Culloville Blues GAC
- Founded:: 1888
- County:: Armagh
- Nickname:: The Blues
- Colours:: Blue and white

Playing kits
| Standard colours |

= Culloville Blues GAC =

Armagh-based Gaelic games club

Culloville Blues Gaelic Athletic Club (CLG Na Gormacha, Baile Mhic Cholla) is a Gaelic Athletic Association club within Armagh GAA. It is based in the village of Culloville (often spelled Cullaville, possibly anglicised) in south County Armagh, Northern Ireland.

The club plays Gaelic football in the Armagh Senior Championship. The club has two playing fields. The main field is just south of the village, close to the Fane bridge, which marks the border with County Monaghan. A sister club competes in camogie.

==History==
The present club is the successor to one of the earliest GAA clubs in Ireland, Culloville William O'Brien's, founded in 1888, and named after the then-imprisoned agrarian agitator and Member of Parliament. In 1910 a club named Culloville Sons of O'Connell was formed, named after the 19th-century Irish political leader Daniel O'Connell.

The present name, Culloville Blues, was registered in 1916, when the blue and white colours were adopted in place of the previous green and black. In 1918, political divisions in the district disrupted both the Blues and nearby Crossmaglen Rangers GAC, leading to the creation of Crossmaglen Plunketts, supported by republicans, and Clonalig Dillons, supported by Redmondites.

At various times other clubs or teams operated in or around Culloville, including the Corlis Mitchels, Creggan Red Hands, the Crievekiernan Harps and Mobane, all long defunct.

==Gaelic football==
Culloville failed to field against Armagh Tír na nÓg in the 1904 Armagh Senior Football Championship final. Culloville lost other SFC finals in 1913 and 1916.

In 1931 the Blues again made the SFC final, the last occasion on which the club reached that level. Reduced to the lower ranks, Culloville won the Junior Championship in 1950 and 1975.
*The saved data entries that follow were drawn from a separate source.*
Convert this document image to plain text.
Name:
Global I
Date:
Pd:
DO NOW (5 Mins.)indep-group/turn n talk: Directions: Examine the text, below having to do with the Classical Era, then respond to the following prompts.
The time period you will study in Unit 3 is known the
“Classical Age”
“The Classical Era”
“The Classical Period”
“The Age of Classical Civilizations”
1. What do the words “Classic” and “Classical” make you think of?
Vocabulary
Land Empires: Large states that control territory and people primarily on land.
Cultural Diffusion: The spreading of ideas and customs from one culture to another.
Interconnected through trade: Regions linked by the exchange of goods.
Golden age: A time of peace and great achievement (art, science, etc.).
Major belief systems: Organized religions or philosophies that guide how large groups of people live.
The Blues beat Ballyhegan by a point to win the Armagh Intermediate Football Championship in 1982, having been runners-up in 1977 and 1978. They drew the 1995 IFC final with Keady, but lost the replay. The IFC title returned to Culloville in 1998, with a 3-5 to 2-6 win over Portadown Tír na nÓg. Defeats in the 2007, 2008 and 2010 Intermediate finals were followed with a 4-13 to 1-9 win over Tír na nÓg in the 2011 final, allowing Culloville into the Senior ranks. The club lost the 2011 Ulster Intermediate Club Football Championship by a single point to Craigbane of Derry GAA.

===Honours===
- Armagh Intermediate Football Championship (3)
  - 1982, 1998, 2011
- Armagh Intermediate Football League (3)
  - 2001, 2016, 2023
- Armagh Junior Football Championship (2)
  - 1950, 1975

==Camogie==
The Culloville Camogie Club fields teams at senior and under-8, U-10, U-12 and U-14 age levels.

==Facilities==
Together with Cullaville Development Association, the club has secured planning permission for the construction of a community centre and clubhouse to include meeting rooms, a main hall, a fitness suite and changing rooms.